If performance would be better, are there any reasons not to follow this approach? To be clear, there is no need to refresh the pivot table because it contains source data (which is located in the beginning of the calculation chain).

Ruut
  • 427

4 Answers4

3

I did a few performance tests on a dual core 2.33 GHz 2 GB RAM desktop PC with Excel 2007.

The lookup was done on a table with 241,000 records. The results are (the fastest first and the slowest last):

  1. With the index-match function on an sorted list the number of lookups per seconds was:180,000!! (based on 1,440,000 lookups in 8 seconds). More info on how to implement sorted lookups in Excel can be found here and scroll down to section INDEX-MATCH in One Formula, Sorted Data

  2. With the getpivotdata function the number of lookups per second was:6,000 (based on 250,000 lookups in 40 seconds)

  3. With the getpivotdata function using very flexible single argument string syntax (see here) the number of lookups per second was: 2,000 (based on 250,000 lookups in 145 seconds)

  4. With the index-match function on an unsorted list the number of lookups per seconds was:500 (based on 20,000 lookups in 35 seconds)

The results do not change when the lookup function refers to a Data Table instead of a named range.

So to answer the question. Lookups by getpivotdata are about 10 times as fast as regular index-match lookup, but best performance improvement is achieved by sorting your source data. Sorting your source data could make your lookup 400 times as fast.

Ruut
  • 427
1

Doing the lookups with VBA (using a dictionary) is by far the fastest way. See this: https://stackoverflow.com/questions/18656808/how-to-optimize-vlookup-for-high-search-count-alternatives-to-vlookup

jj2j
  • 11
0

Using GetPivotData only gives you access to whatever is visible in the PivotTable report. If you are the sole user of this spreadsheet then this may be a viable approach for you.

If you can design the Pivot to do most of your aggregations for you then using GetPivotData will be faster.
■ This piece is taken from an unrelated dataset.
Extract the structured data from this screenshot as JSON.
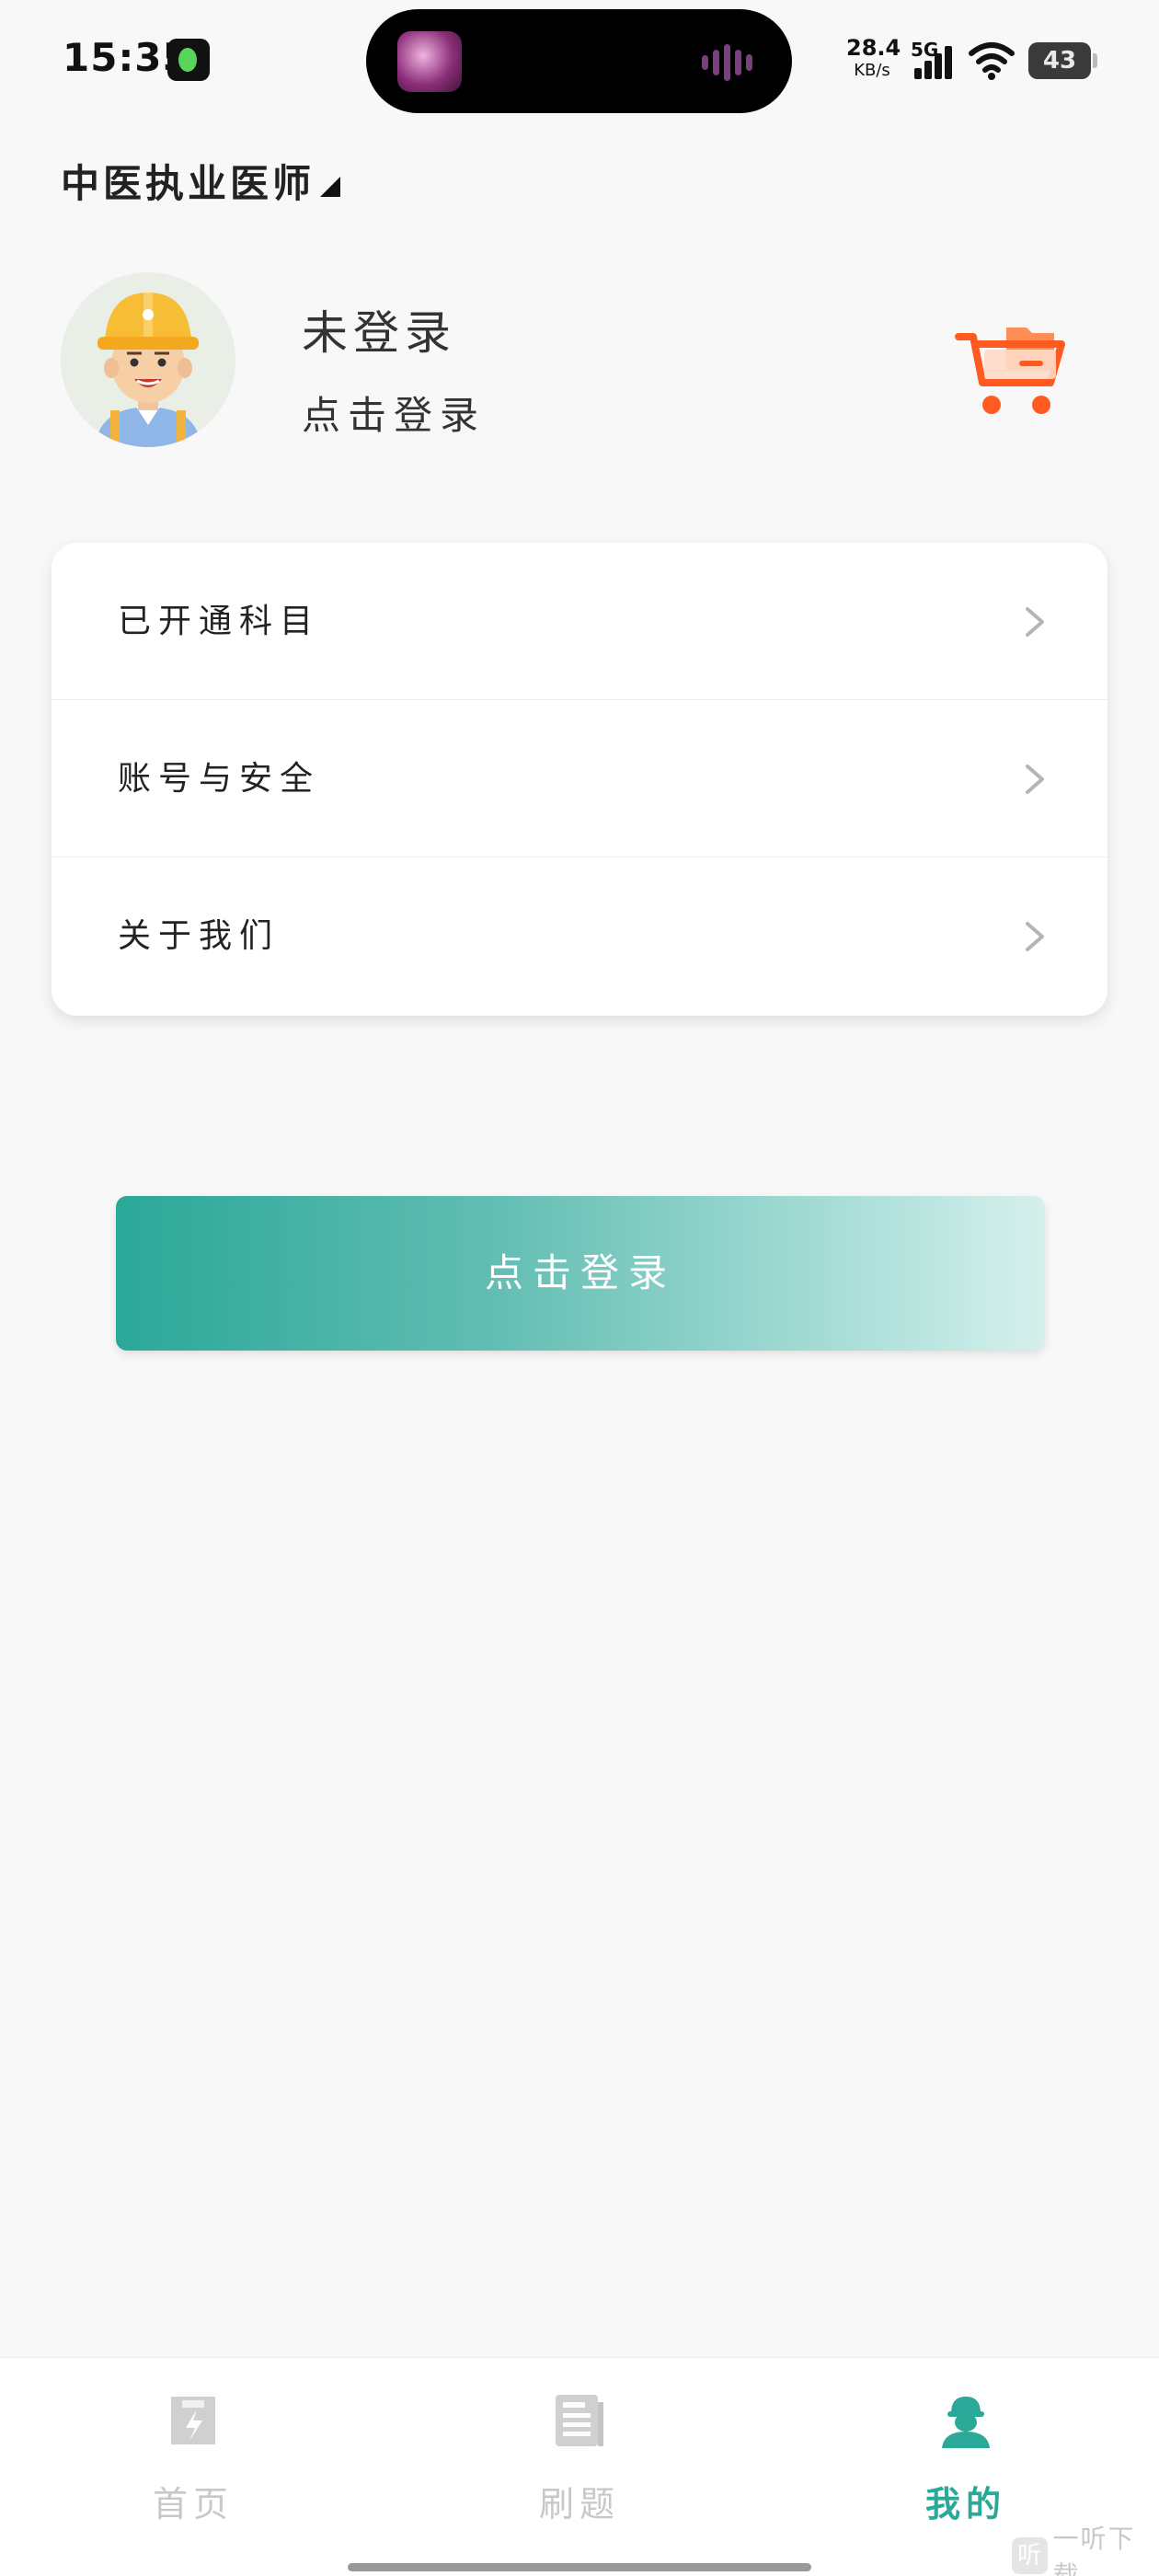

I have not tested GetPivotData performance, but I would expect it to be slower than a Binary Search Lookup/Match on sorted data.

0

I have the same issue on a daily basis. Large number of rows in multiple data tables in Excel.

Currently the only solution that makes extremely large tables usable is to export them to a database server and do/write SQL queries to do the Sumif's,Vlookups and aggregation

You can use excel to create the SQL queries

Over the years I have exported sheets/tables to "MySQL" and "MS SQL Server express" and then connect to them with excel and write SQL queries

The server does the Processing faster than excel and if the database is on a different server the performance increases since its not using your PC's resources to do the calculations.

There are other benefits to this solution as well.

Like ETL automation and the Sharing of a connection string rather than a "BIG" spreadsheet.

BOB
  • 226
  • 1
  • 5